The two versions here are Chaplin's own retroactive tampering with his film, adding oodles of unnecessary narration which never tells us anything the images don't. It's strange that Chaplin himself didn't always realize that his was a highly theatrical, demonstrative comic technique of which he is a master, but which holds no element of naturalism whatsoever. Whenever he departed from the silent-film milieu, he never went too far (with the sole exception of Monsieur Verdoux). Chaplin's own dialogue technique is ill suited to film, being too magnanimous and self-conscious; when he employs it in a strange silent-film way (as in the singing sequence of Modern Times, or the "people-talking-gibberish" gag he uses in his later films) he succeeds grandly. When he tries to use sound naturalistically as in the narration here, The Great Dictator and Limelight, he tends to fumble.

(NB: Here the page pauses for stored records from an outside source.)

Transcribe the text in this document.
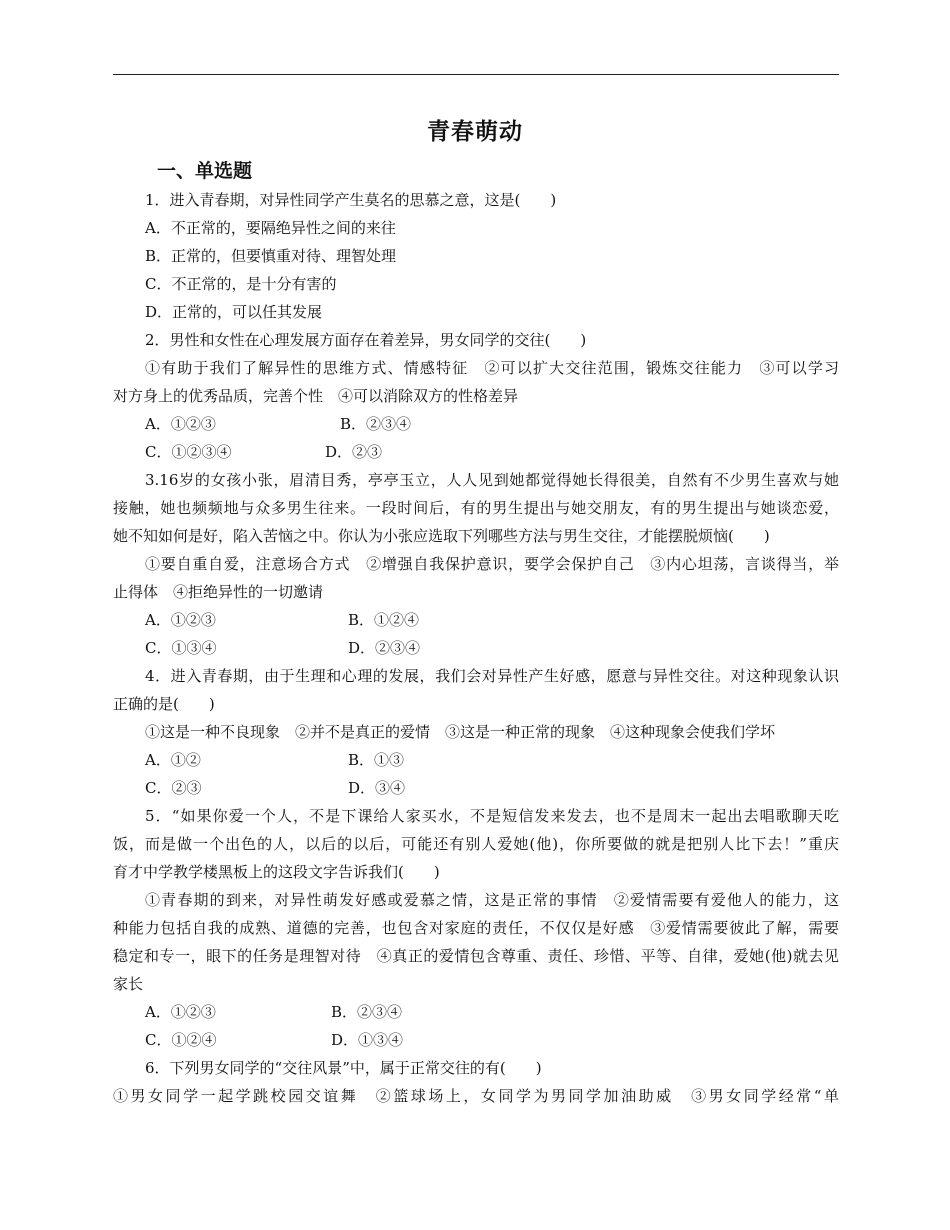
青春萌动
一、单选题
1．进入青春期，对异性同学产生莫名的思慕之意，这是(　　)
A．不正常的，要隔绝异性之间的来往
B．正常的，但要慎重对待、理智处理
C．不正常的，是十分有害的
D．正常的，可以任其发展
2．男性和女性在心理发展方面存在着差异，男女同学的交往(　　)
①有助于我们了解异性的思维方式、情感特征　②可以扩大交往范围，锻炼交往能力　③可以学习
对方身上的优秀品质，完善个性　④可以消除双方的性格差异
A．①②③	B．②③④
C．①②③④	D．②③
3.16岁的女孩小张，眉清目秀，亭亭玉立，人人见到她都觉得她长得很美，自然有不少男生喜欢与她
接触，她也频频地与众多男生往来。一段时间后，有的男生提出与她交朋友，有的男生提出与她谈恋爱，
她不知如何是好，陷入苦恼之中。你认为小张应选取下列哪些方法与男生交往，才能摆脱烦恼(　　)
①要自重自爱，注意场合方式　②增强自我保护意识，要学会保护自己　③内心坦荡，言谈得当，举
止得体　④拒绝异性的一切邀请
A．①②③	B．①②④
C．①③④	D．②③④
4．进入青春期，由于生理和心理的发展，我们会对异性产生好感，愿意与异性交往。对这种现象认识
正确的是(　　)
①这是一种不良现象　②并不是真正的爱情　③这是一种正常的现象　④这种现象会使我们学坏
A．①②	B．①③
C．②③	D．③④
5．“如果你爱一个人，不是下课给人家买水，不是短信发来发去，也不是周末一起出去唱歌聊天吃
饭，而是做一个出色的人，以后的以后，可能还有别人爱她(他)，你所要做的就是把别人比下去！”重庆
育才中学教学楼黑板上的这段文字告诉我们(　　)
①青春期的到来，对异性萌发好感或爱慕之情，这是正常的事情　②爱情需要有爱他人的能力，这
种能力包括自我的成熟、道德的完善，也包含对家庭的责任，不仅仅是好感　③爱情需要彼此了解，需要
稳定和专一，眼下的任务是理智对待　④真正的爱情包含尊重、责任、珍惜、平等、自律，爱她(他)就去见
家长
A．①②③	B．②③④
C．①②④	D．①③④
6．下列男女同学的“交往风景”中，属于正常交往的有(　　)
①男女同学一起学跳校园交谊舞　②篮球场上，女同学为男同学加油助威　③男女同学经常“单
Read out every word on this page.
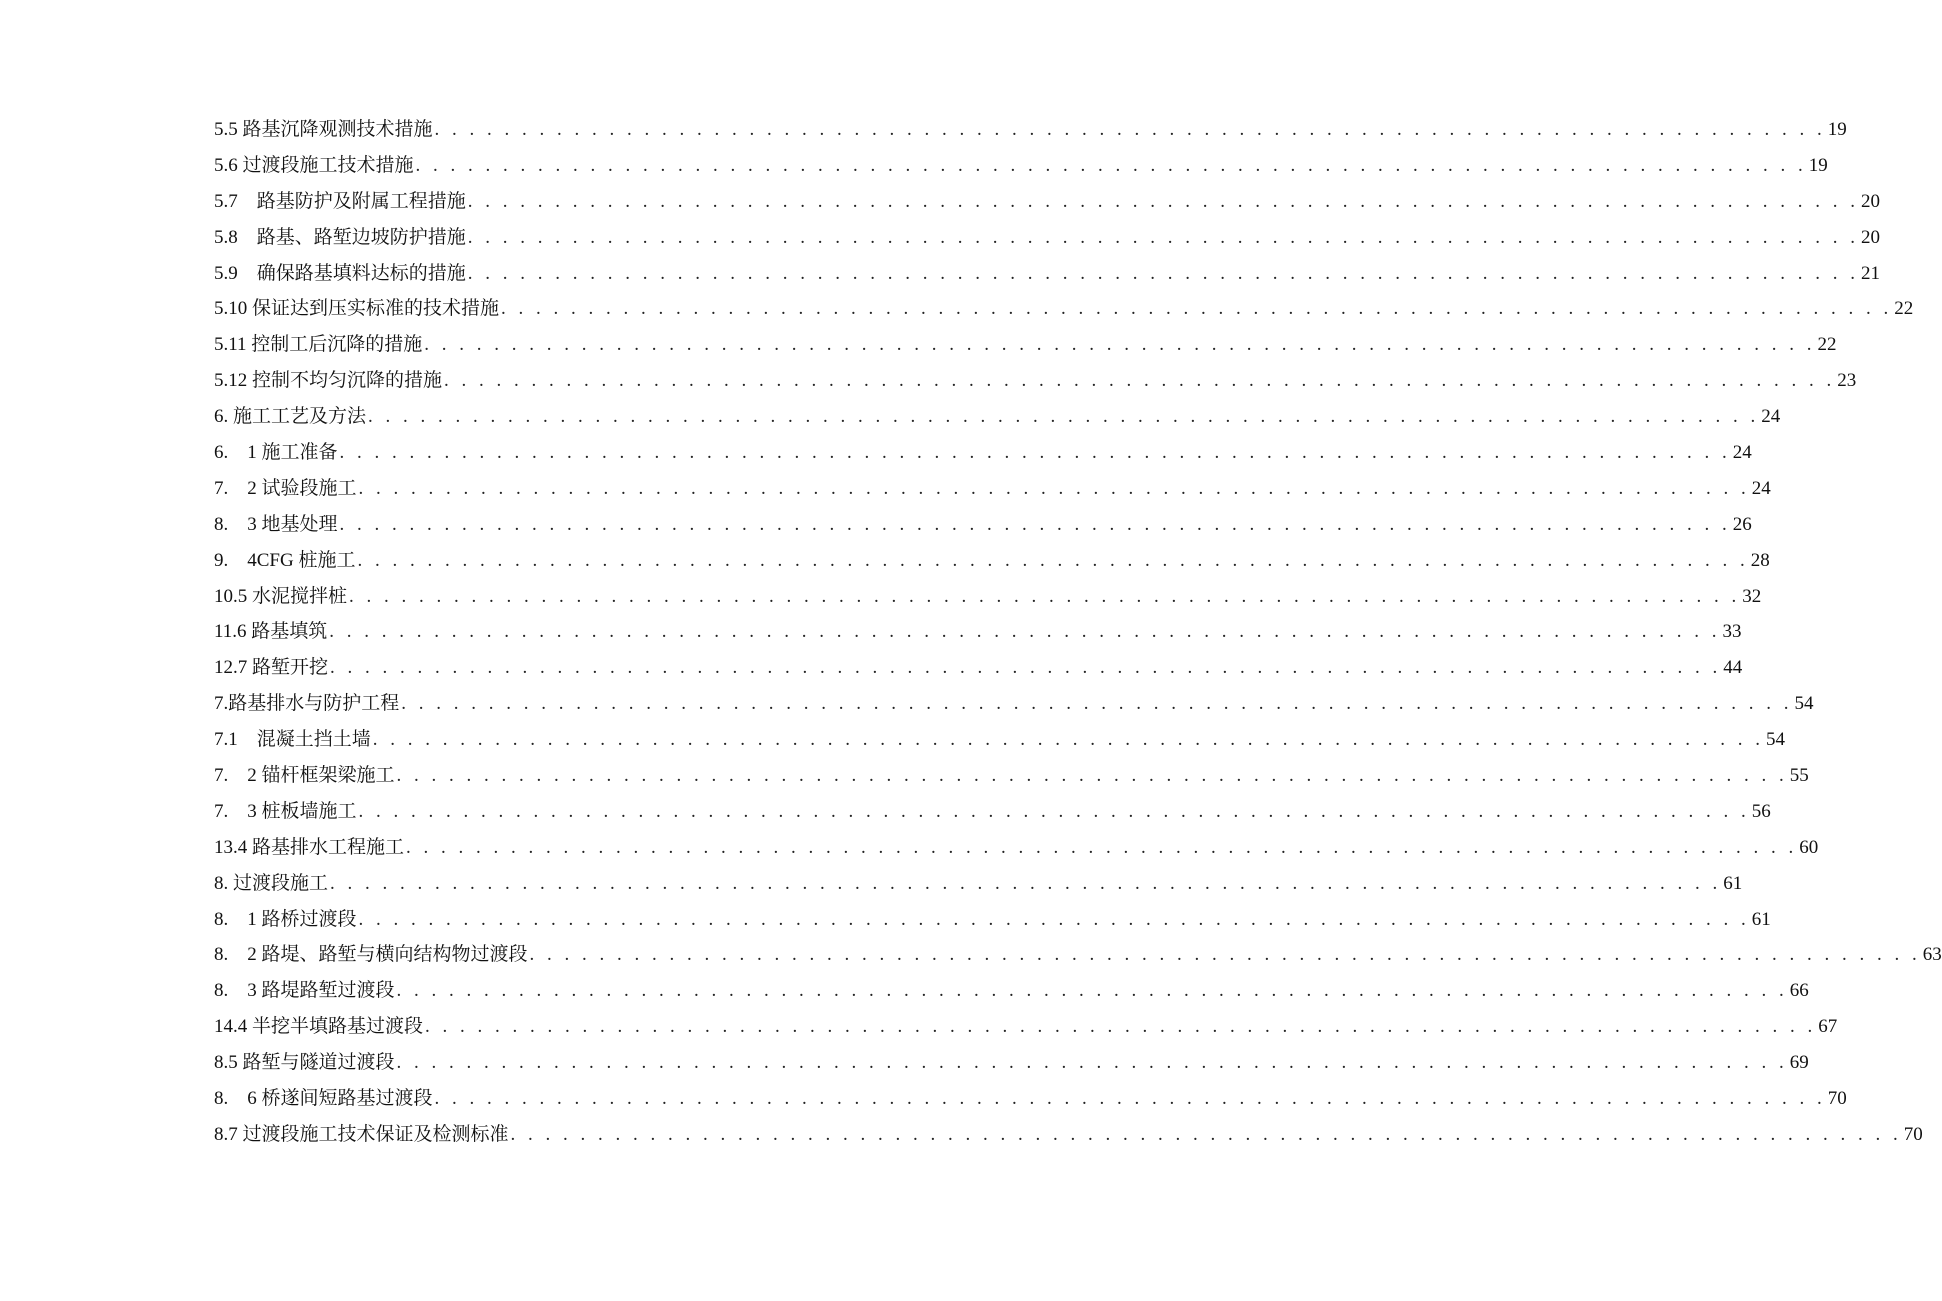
5.5 路基沉降观测技术措施 . . . . . . . . . . . . . . . . . . . . . . . . . . . . . . . . . . . . . . . . . . . . . . . . . . . . . . . . . . . . . . . . . . . . . . . . . . . . . . . . 19
5.6 过渡段施工技术措施 . . . . . . . . . . . . . . . . . . . . . . . . . . . . . . . . . . . . . . . . . . . . . . . . . . . . . . . . . . . . . . . . . . . . . . . . . . . . . . . . 19
5.7　路基防护及附属工程措施 . . . . . . . . . . . . . . . . . . . . . . . . . . . . . . . . . . . . . . . . . . . . . . . . . . . . . . . . . . . . . . . . . . . . . . . . . . . . . . . . 20
5.8　路基、路堑边坡防护措施 . . . . . . . . . . . . . . . . . . . . . . . . . . . . . . . . . . . . . . . . . . . . . . . . . . . . . . . . . . . . . . . . . . . . . . . . . . . . . . . . 20
5.9　确保路基填料达标的措施 . . . . . . . . . . . . . . . . . . . . . . . . . . . . . . . . . . . . . . . . . . . . . . . . . . . . . . . . . . . . . . . . . . . . . . . . . . . . . . . . 21
5.10 保证达到压实标准的技术措施 . . . . . . . . . . . . . . . . . . . . . . . . . . . . . . . . . . . . . . . . . . . . . . . . . . . . . . . . . . . . . . . . . . . . . . . . . . . . . . . . 22
5.11 控制工后沉降的措施 . . . . . . . . . . . . . . . . . . . . . . . . . . . . . . . . . . . . . . . . . . . . . . . . . . . . . . . . . . . . . . . . . . . . . . . . . . . . . . . . 22
5.12 控制不均匀沉降的措施 . . . . . . . . . . . . . . . . . . . . . . . . . . . . . . . . . . . . . . . . . . . . . . . . . . . . . . . . . . . . . . . . . . . . . . . . . . . . . . . . 23
6. 施工工艺及方法 . . . . . . . . . . . . . . . . . . . . . . . . . . . . . . . . . . . . . . . . . . . . . . . . . . . . . . . . . . . . . . . . . . . . . . . . . . . . . . . . 24
6.　1 施工准备 . . . . . . . . . . . . . . . . . . . . . . . . . . . . . . . . . . . . . . . . . . . . . . . . . . . . . . . . . . . . . . . . . . . . . . . . . . . . . . . . 24
7.　2 试验段施工 . . . . . . . . . . . . . . . . . . . . . . . . . . . . . . . . . . . . . . . . . . . . . . . . . . . . . . . . . . . . . . . . . . . . . . . . . . . . . . . . 24
8.　3 地基处理 . . . . . . . . . . . . . . . . . . . . . . . . . . . . . . . . . . . . . . . . . . . . . . . . . . . . . . . . . . . . . . . . . . . . . . . . . . . . . . . . 26
9.　4CFG 桩施工 . . . . . . . . . . . . . . . . . . . . . . . . . . . . . . . . . . . . . . . . . . . . . . . . . . . . . . . . . . . . . . . . . . . . . . . . . . . . . . . . 28
10.5 水泥搅拌桩 . . . . . . . . . . . . . . . . . . . . . . . . . . . . . . . . . . . . . . . . . . . . . . . . . . . . . . . . . . . . . . . . . . . . . . . . . . . . . . . . 32
11.6 路基填筑 . . . . . . . . . . . . . . . . . . . . . . . . . . . . . . . . . . . . . . . . . . . . . . . . . . . . . . . . . . . . . . . . . . . . . . . . . . . . . . . . 33
12.7 路堑开挖 . . . . . . . . . . . . . . . . . . . . . . . . . . . . . . . . . . . . . . . . . . . . . . . . . . . . . . . . . . . . . . . . . . . . . . . . . . . . . . . . 44
7.路基排水与防护工程 . . . . . . . . . . . . . . . . . . . . . . . . . . . . . . . . . . . . . . . . . . . . . . . . . . . . . . . . . . . . . . . . . . . . . . . . . . . . . . . . 54
7.1　混凝土挡土墙 . . . . . . . . . . . . . . . . . . . . . . . . . . . . . . . . . . . . . . . . . . . . . . . . . . . . . . . . . . . . . . . . . . . . . . . . . . . . . . . . 54
7.　2 锚杆框架梁施工 . . . . . . . . . . . . . . . . . . . . . . . . . . . . . . . . . . . . . . . . . . . . . . . . . . . . . . . . . . . . . . . . . . . . . . . . . . . . . . . . 55
7.　3 桩板墙施工 . . . . . . . . . . . . . . . . . . . . . . . . . . . . . . . . . . . . . . . . . . . . . . . . . . . . . . . . . . . . . . . . . . . . . . . . . . . . . . . . 56
13.4 路基排水工程施工 . . . . . . . . . . . . . . . . . . . . . . . . . . . . . . . . . . . . . . . . . . . . . . . . . . . . . . . . . . . . . . . . . . . . . . . . . . . . . . . . 60
8. 过渡段施工 . . . . . . . . . . . . . . . . . . . . . . . . . . . . . . . . . . . . . . . . . . . . . . . . . . . . . . . . . . . . . . . . . . . . . . . . . . . . . . . . 61
8.　1 路桥过渡段 . . . . . . . . . . . . . . . . . . . . . . . . . . . . . . . . . . . . . . . . . . . . . . . . . . . . . . . . . . . . . . . . . . . . . . . . . . . . . . . . 61
8.　2 路堤、路堑与横向结构物过渡段 . . . . . . . . . . . . . . . . . . . . . . . . . . . . . . . . . . . . . . . . . . . . . . . . . . . . . . . . . . . . . . . . . . . . . . . . . . . . . . . . 63
8.　3 路堤路堑过渡段 . . . . . . . . . . . . . . . . . . . . . . . . . . . . . . . . . . . . . . . . . . . . . . . . . . . . . . . . . . . . . . . . . . . . . . . . . . . . . . . . 66
14.4 半挖半填路基过渡段 . . . . . . . . . . . . . . . . . . . . . . . . . . . . . . . . . . . . . . . . . . . . . . . . . . . . . . . . . . . . . . . . . . . . . . . . . . . . . . . . 67
8.5 路堑与隧道过渡段 . . . . . . . . . . . . . . . . . . . . . . . . . . . . . . . . . . . . . . . . . . . . . . . . . . . . . . . . . . . . . . . . . . . . . . . . . . . . . . . . 69
8.　6 桥遂间短路基过渡段 . . . . . . . . . . . . . . . . . . . . . . . . . . . . . . . . . . . . . . . . . . . . . . . . . . . . . . . . . . . . . . . . . . . . . . . . . . . . . . . . 70
8.7 过渡段施工技术保证及检测标准 . . . . . . . . . . . . . . . . . . . . . . . . . . . . . . . . . . . . . . . . . . . . . . . . . . . . . . . . . . . . . . . . . . . . . . . . . . . . . . . . 70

Having been shell-shocked by the meddled-with version, I had hopes that the second version on Disc 2, billed as "the original 1925 silent version", would be better. Only marginally: Somehow they felt the need to replace all the titles (yes, the titles matter -- just look at Akira Kurosawa's Yojimbo) and, more grievously, redo the score. And this new recording is even more problematic than the overly clean re-recorded orchestral score to the recent DVD re-release of Metropolis. The music on this "1925 version" sounds so digital that it neatly destroys the feel of the picture. The piano sounds like it's a MIDI keyboard plugged direct into a computer, without the percussive feel of a real piano, and the resultant sound is so antiseptic that it's anachronistic to the picture. They should have at least used analog tape to record, to simulate the warmer, older sound that would have accompanied this film both in its day and throughout history. The musical performance also lacks that "soul"; it sounds like a series of notes following sheet music, rather than an expressive entity complementing the film. I don't think they spent nearly enough time drilling the performance and the production on the music here, and it just ruins the picture for me.

I refuse to believe that there isn't a soundtrack to The Gold Rush out there that dispenses with the narration yet includes music that sounds of the same era as the film. I'd rather hear a third-generation transfer of an old Beta soundtrack from a TV station rather than these two versions: One unnecessarily tampered with narration, the other a clean, technically flawless, yet soulless imitation of what the music might have been like in 1925.